Une fois que ces essais cliniques sont concluants, les entrepreneurs souhaitent passer à une étape de déploiement à large échelle et faire profiter de leur innovation au plus grand nombre. Vous le savez, nous portons dans le PLFSS 2022, deux mesures permettant un accès anticipé au remboursement et un accès élargi à la télésurveillance :

  • L’accès anticipé des DM numériques : les projets jugés innovants au regard de la prise en charge classique pourront bénéficier d’un remboursement dérogatoire par l’Assurance maladie.
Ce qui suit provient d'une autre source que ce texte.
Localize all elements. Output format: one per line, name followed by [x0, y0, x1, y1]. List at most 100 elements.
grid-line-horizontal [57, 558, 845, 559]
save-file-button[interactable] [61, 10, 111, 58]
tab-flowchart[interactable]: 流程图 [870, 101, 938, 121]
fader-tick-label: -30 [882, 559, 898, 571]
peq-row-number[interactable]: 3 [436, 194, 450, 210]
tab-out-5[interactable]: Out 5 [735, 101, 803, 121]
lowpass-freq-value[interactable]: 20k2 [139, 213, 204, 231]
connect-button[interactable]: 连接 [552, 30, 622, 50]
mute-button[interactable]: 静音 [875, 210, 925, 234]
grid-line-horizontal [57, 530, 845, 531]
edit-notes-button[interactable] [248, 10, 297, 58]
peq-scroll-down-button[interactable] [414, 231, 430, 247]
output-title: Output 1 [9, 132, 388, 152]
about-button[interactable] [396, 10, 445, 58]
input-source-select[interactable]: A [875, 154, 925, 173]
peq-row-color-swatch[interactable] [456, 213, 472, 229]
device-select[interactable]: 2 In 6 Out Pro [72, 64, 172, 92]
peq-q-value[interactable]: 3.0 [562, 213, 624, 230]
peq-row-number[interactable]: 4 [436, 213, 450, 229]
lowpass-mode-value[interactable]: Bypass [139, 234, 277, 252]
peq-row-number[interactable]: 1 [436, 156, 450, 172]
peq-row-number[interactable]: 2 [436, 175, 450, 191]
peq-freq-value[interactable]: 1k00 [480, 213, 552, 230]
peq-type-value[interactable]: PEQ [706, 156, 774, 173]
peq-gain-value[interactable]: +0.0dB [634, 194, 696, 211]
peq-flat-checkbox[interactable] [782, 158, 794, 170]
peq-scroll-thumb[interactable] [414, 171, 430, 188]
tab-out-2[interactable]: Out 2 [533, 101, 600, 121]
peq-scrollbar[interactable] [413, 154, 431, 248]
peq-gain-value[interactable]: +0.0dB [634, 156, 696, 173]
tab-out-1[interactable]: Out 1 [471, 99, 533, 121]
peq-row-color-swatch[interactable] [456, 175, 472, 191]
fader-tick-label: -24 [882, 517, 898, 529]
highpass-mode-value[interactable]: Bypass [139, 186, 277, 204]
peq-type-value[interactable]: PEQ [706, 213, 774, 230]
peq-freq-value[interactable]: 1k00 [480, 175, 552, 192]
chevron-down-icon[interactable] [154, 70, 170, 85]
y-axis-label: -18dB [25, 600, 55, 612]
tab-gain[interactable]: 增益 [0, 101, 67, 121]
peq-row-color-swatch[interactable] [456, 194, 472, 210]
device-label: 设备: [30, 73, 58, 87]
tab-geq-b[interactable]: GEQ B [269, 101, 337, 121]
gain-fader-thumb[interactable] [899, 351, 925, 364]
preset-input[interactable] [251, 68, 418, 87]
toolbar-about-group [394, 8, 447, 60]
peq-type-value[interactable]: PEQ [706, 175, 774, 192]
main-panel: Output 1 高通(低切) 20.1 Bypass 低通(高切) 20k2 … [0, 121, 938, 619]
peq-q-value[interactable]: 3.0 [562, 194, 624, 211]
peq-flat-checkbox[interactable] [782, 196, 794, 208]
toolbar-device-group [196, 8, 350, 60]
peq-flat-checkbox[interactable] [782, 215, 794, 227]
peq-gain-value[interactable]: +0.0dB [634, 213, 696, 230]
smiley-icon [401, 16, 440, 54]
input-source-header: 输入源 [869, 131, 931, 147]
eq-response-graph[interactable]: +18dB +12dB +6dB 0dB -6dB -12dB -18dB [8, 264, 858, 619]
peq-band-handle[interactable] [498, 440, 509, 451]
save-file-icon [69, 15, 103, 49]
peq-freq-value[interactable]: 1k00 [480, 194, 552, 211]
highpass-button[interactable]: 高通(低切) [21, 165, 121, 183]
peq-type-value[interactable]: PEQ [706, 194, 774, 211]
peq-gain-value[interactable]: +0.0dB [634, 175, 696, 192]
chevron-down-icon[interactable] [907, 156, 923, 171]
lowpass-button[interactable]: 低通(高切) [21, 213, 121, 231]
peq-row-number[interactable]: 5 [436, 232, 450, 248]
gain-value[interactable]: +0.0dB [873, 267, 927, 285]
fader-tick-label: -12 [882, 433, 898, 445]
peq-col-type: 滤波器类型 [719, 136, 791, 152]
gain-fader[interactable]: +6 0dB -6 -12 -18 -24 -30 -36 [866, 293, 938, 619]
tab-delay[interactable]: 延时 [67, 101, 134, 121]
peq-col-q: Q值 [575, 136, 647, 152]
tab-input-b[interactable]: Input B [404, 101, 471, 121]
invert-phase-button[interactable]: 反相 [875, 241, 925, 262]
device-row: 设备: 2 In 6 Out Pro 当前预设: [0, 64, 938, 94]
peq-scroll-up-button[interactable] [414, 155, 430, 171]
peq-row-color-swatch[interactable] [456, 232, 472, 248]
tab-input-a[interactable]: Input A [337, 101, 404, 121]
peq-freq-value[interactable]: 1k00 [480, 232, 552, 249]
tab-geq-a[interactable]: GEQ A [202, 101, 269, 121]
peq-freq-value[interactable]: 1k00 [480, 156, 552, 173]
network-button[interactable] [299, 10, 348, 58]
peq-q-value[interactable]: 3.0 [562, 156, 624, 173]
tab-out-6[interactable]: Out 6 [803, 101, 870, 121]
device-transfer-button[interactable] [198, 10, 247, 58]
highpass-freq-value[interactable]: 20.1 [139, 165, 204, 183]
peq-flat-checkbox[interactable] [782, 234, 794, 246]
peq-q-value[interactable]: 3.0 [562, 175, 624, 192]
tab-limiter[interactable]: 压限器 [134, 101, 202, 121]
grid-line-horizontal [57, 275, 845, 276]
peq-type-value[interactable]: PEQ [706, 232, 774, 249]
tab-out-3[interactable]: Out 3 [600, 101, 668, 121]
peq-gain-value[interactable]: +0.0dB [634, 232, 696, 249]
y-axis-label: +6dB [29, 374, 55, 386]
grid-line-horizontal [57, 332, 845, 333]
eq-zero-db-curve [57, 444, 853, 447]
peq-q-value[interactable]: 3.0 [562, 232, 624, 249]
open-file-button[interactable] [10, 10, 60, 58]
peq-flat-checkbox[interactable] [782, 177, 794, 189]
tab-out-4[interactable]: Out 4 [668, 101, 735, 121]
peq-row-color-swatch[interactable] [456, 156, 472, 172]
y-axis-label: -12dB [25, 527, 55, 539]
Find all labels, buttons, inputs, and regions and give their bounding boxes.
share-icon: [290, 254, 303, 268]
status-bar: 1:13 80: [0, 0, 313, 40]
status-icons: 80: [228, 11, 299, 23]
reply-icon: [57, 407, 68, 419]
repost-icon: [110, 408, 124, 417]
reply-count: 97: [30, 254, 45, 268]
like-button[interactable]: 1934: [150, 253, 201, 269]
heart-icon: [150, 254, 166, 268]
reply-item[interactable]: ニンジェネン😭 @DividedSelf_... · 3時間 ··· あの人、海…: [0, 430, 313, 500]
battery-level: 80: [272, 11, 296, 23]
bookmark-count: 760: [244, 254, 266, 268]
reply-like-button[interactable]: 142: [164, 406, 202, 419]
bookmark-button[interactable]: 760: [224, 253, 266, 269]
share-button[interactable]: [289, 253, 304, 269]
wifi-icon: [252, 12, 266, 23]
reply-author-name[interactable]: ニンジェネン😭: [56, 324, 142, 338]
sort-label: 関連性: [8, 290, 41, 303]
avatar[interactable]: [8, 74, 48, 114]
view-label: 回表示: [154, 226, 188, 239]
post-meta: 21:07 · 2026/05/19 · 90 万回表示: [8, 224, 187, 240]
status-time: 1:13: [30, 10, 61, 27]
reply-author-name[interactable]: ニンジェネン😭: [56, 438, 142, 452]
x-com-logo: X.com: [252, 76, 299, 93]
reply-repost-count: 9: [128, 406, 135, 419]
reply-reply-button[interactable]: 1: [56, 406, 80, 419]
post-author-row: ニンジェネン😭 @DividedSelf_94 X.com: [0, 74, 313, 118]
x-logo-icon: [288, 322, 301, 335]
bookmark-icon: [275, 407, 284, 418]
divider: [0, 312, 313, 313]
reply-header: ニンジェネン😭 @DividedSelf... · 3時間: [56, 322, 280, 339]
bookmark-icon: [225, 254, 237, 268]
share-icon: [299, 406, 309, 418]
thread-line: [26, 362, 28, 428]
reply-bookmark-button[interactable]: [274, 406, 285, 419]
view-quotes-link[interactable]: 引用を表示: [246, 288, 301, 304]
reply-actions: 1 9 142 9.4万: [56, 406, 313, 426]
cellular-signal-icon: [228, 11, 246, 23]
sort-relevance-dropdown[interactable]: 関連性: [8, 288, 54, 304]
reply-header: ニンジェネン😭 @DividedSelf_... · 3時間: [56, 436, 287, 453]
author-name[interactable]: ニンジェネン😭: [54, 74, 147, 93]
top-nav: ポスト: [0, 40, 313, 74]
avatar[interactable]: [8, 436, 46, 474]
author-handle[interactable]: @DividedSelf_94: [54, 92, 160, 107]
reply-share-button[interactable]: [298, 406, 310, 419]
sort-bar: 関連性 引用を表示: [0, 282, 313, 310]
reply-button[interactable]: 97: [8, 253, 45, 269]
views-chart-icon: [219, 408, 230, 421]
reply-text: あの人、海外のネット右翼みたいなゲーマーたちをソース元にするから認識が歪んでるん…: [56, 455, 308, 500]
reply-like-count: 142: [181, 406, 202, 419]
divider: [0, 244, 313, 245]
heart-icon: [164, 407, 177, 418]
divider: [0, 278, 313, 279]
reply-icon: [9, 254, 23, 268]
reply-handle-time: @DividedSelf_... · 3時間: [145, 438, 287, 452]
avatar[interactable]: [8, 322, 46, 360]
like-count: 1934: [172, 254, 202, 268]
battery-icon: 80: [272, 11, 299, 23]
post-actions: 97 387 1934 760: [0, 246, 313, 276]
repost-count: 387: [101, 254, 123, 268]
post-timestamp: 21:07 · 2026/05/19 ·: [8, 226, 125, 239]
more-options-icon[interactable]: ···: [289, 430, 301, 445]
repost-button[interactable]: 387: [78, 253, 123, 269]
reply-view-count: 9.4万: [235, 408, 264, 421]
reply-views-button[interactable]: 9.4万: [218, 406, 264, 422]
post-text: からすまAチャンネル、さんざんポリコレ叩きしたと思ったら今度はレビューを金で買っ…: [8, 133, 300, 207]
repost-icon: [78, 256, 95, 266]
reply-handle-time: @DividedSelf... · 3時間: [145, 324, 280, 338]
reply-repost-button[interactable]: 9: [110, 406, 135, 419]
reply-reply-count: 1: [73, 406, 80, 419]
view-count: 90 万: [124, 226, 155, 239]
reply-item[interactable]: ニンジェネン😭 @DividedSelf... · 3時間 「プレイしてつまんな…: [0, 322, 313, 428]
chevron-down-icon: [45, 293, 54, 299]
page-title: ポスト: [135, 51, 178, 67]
Ce dispositif permettra de faire gagner un temps précieux aux entrepreneurs sur les délais d’accès au remboursement, en offrant une prise en charge dérogatoire en parallèle des démarches administratives pour un remboursement en droit commun.
  • La généralisation de la prise en charge de la télésurveillance, dans toutes les aires thérapeutiques, dès lors qu’un bénéfice clinique pour les patients ou organisationnels pour notre système de santé est constaté.

L’ambition de cette stratégie est forte, nous souhaitons offrir un continuum d’aides aux entrepreneurs pour permettre aux innovations reconnues d’arriver plus rapidement aux patients.

J’évoque l’intérêt pour le système de santé français mais nous souhaitons pouvoir exporter nos compétences et nos innovations. Les entrepreneurs doivent pouvoir se développer à l’international. La plateforme G_NIUS dont nous fêtons aujourd’hui les 1 an, s’internationalise et offrira aux entrepreneurs des points de contact au sein des autres pays européens.

Pour conclure, nous prenons un tournant et nous investissons massivement dans ce secteur. Je remercie très sincèrement la direction du numérique en santé, l’ensemble des directions de nos ministères, et tous les acteurs impliqués pour la dynamique qui a été créée. Je sais que je peux compter sur vous et vous pourrez compter sur nous.